Читаем Храм Луны полностью

Мало-помалу я начинал постигать другого Эффинга. Не стану преувеличивать и называть этого Эффинга сентиментальным, но временами он был очень близок именно к такому настроению. Поначалу я был склонен принимать такое поведение как розыгрыш, как очередную попытку вывести меня из равновесия, но тогда пришлось бы предположить, что Эффинг заранее продумывал, когда выказать свою сердечность, а в действительности оказывалось, что она проявлялась спонтанно, всегда в ответ на какую-нибудь деталь конкретного события или разговора. Если человечный Эффинг был настоящим, то почему он все-таки так редко бывал таким? Была ли это маска или на самом деле его настоящая суть? Я так ничего определенного для себя и не уяснил, кроме, пожалуй, одного: нельзя исключить ни того, ни другого. В Эффинге уживались оба качества: он был тираном, но в то же время в нем жило и что-то доброе, вызывающее уважение. Это «что-то» не давало мне возненавидеть его окончательно. Я не мог отключиться от мыслей о нем: мое отношение к нему все время менялось, — и поэтому я думал о нем почти постоянно. Я увидел в нем человека, страдающего от мучительных воспоминаний, старающегося подавить какую-то скрытую душевную боль.

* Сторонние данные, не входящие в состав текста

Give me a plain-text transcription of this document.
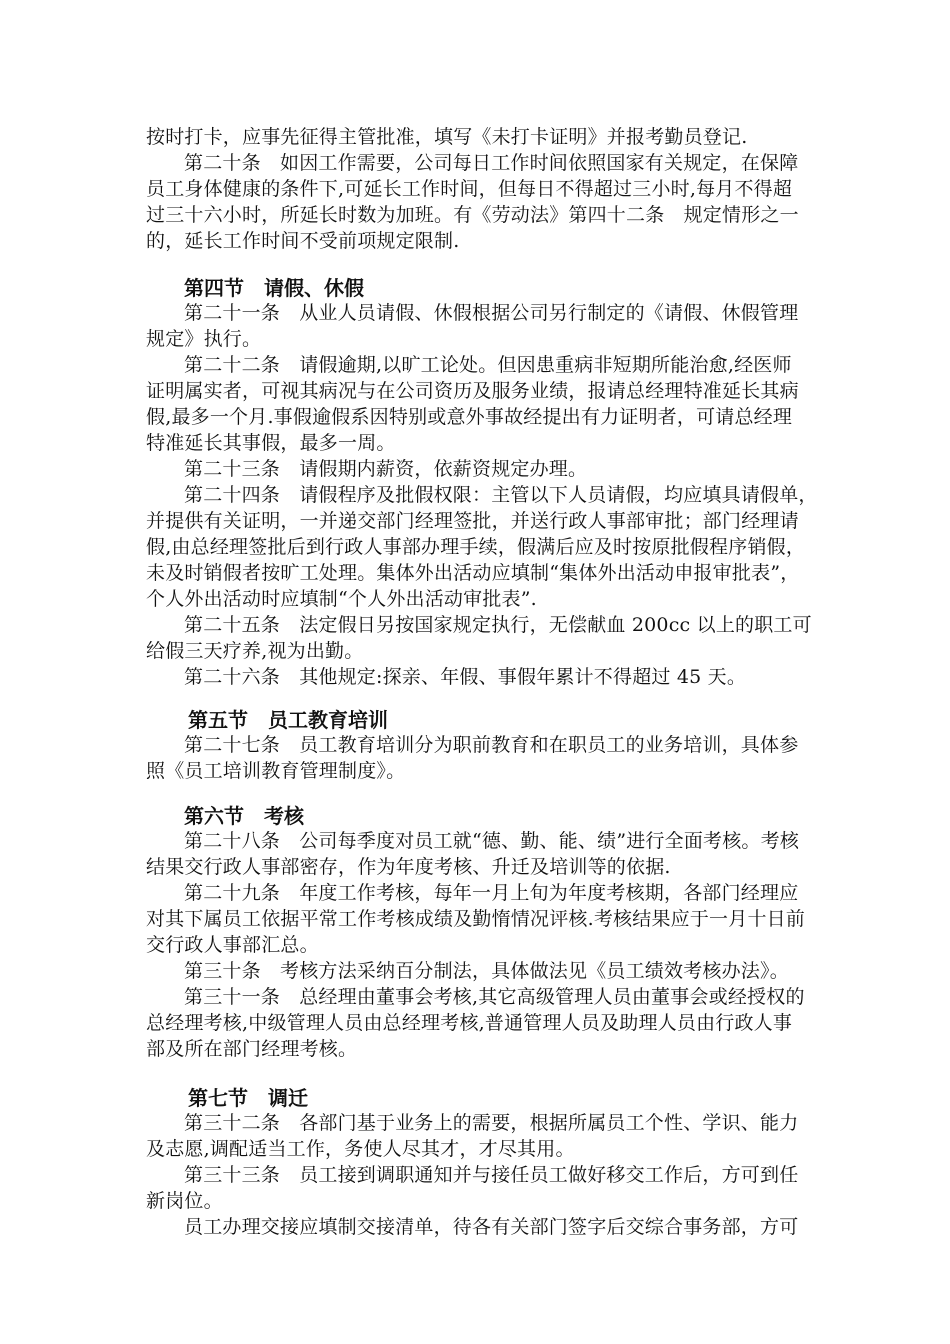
按时打卡，应事先征得主管批准，填写《未打卡证明》并报考勤员登记.
第二十条　如因工作需要，公司每日工作时间依照国家有关规定，在保障
员工身体健康的条件下,可延长工作时间，但每日不得超过三小时,每月不得超
过三十六小时，所延长时数为加班。有《劳动法》第四十二条　规定情形之一
的，延长工作时间不受前项规定限制.
第四节　请假、休假
第二十一条　从业人员请假、休假根据公司另行制定的《请假、休假管理
规定》执行。
第二十二条　请假逾期,以旷工论处。但因患重病非短期所能治愈,经医师
证明属实者，可视其病况与在公司资历及服务业绩，报请总经理特准延长其病
假,最多一个月.事假逾假系因特别或意外事故经提出有力证明者，可请总经理
特准延长其事假，最多一周。
第二十三条　请假期内薪资，依薪资规定办理。
第二十四条　请假程序及批假权限：主管以下人员请假，均应填具请假单，
并提供有关证明，一并递交部门经理签批，并送行政人事部审批；部门经理请
假,由总经理签批后到行政人事部办理手续，假满后应及时按原批假程序销假，
未及时销假者按旷工处理。集体外出活动应填制“集体外出活动申报审批表”，
个人外出活动时应填制“个人外出活动审批表”.
第二十五条　法定假日另按国家规定执行，无偿献血 200cc 以上的职工可
给假三天疗养,视为出勤。
第二十六条　其他规定:探亲、年假、事假年累计不得超过 45 天。
第五节　员工教育培训
第二十七条　员工教育培训分为职前教育和在职员工的业务培训，具体参
照《员工培训教育管理制度》。
第六节　考核
第二十八条　公司每季度对员工就“德、勤、能、绩”进行全面考核。考核
结果交行政人事部密存，作为年度考核、升迁及培训等的依据.
第二十九条　年度工作考核，每年一月上旬为年度考核期，各部门经理应
对其下属员工依据平常工作考核成绩及勤惰情况评核.考核结果应于一月十日前
交行政人事部汇总。
第三十条　考核方法采纳百分制法，具体做法见《员工绩效考核办法》。
第三十一条　总经理由董事会考核,其它高级管理人员由董事会或经授权的
总经理考核,中级管理人员由总经理考核,普通管理人员及助理人员由行政人事
部及所在部门经理考核。
第七节　调迁
第三十二条　各部门基于业务上的需要，根据所属员工个性、学识、能力
及志愿,调配适当工作，务使人尽其才，才尽其用。
第三十三条　员工接到调职通知并与接任员工做好移交工作后，方可到任
新岗位。
员工办理交接应填制交接清单，待各有关部门签字后交综合事务部，方可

Впервые я увидел Эффинга не в своей обычной роли за обедом на второй день своего пребывания у него. Миссис Юм расспрашивала меня о моем детстве, и среди прочего я рассказал и о том, как маму задавил автобус. Эффинг, до этого не прислушивавшийся к разговору, вдруг положил вилку и повернул голову в мою сторону. Сердечно и сочувственно (я и не предполагал, что он может так говорить) он сказал:

— Какой ужас. Действительно ужас. — И в его тоне не было ни намека на притворство.

— Да, — сказал я, — это меня так потрясло. Мне тогда было всего одиннадцать, и без мамы я очень долго чувствовал себя одиноким. Если уж говорить начистоту, мне до сих пор ее не хватает.

Миссис Юм покачала головой, и я заметил, что на глазах у нее навернулись слезы сочувствия. Помолчав немного, Эффинг сказал:

— Машины — это зло. Если мы не одумаемся, они передавят нас всех. То же самое произошло с моим русским другом два месяца назад. В одно прекрасное утро он вышел на улицу за газетой, сошел с тротуара, чтобы перейти Бродвей, и его задавил какой-то чертов «форд». Водитель несся сломя голову, даже не затормозил. Если бы не этот идиот, Павел сидел бы сейчас там, где сидишь ты, Фогг, и ел бы то же, что и ты. А вместо этого он лежит где-то на занюханном кладбище в Бруклине на шесть футов под землей.

— Его звали Павел, — вмешалась миссис Юм. — Он начал работать у мистера Томаса еще в тридцатые годы, в Париже.

— Его фамилия тогда была Шуманский, а когда мы приехали в Америку в тридцать девятом, он сократил ее: Шум. Павел Шум.

— Теперь понятно, почему в моей комнате так много книг на русском, — сказал я.

— На русском, на французском, на немецком, — подхватил Эффинг. — Павел свободно говорил на шести или семи языках. Это был человек науки, ученый от природы. Когда мы познакомились в тридцать втором году, он работал посудомойщиком в одном парижском ресторане и жил в комнате для прислуги не седьмом этаже без водопровода и отопления. Павел был из «белых», которые во время гражданской войны в России перебрались в Париж. Они лишились всего, что имели. Я взял его к себе, а он в благодарность стал помогать мне. И так было тридцать семь лет, Фогг, и я сожалею о том, что не умер раньше него. Он был моим единственным верным другом.

Тут вдруг губы старика задрожали, как будто он вот-вот заплачет. И несмотря на все унизительные насмешки, которых я от него наслышался предостаточно, мне стало его жалко.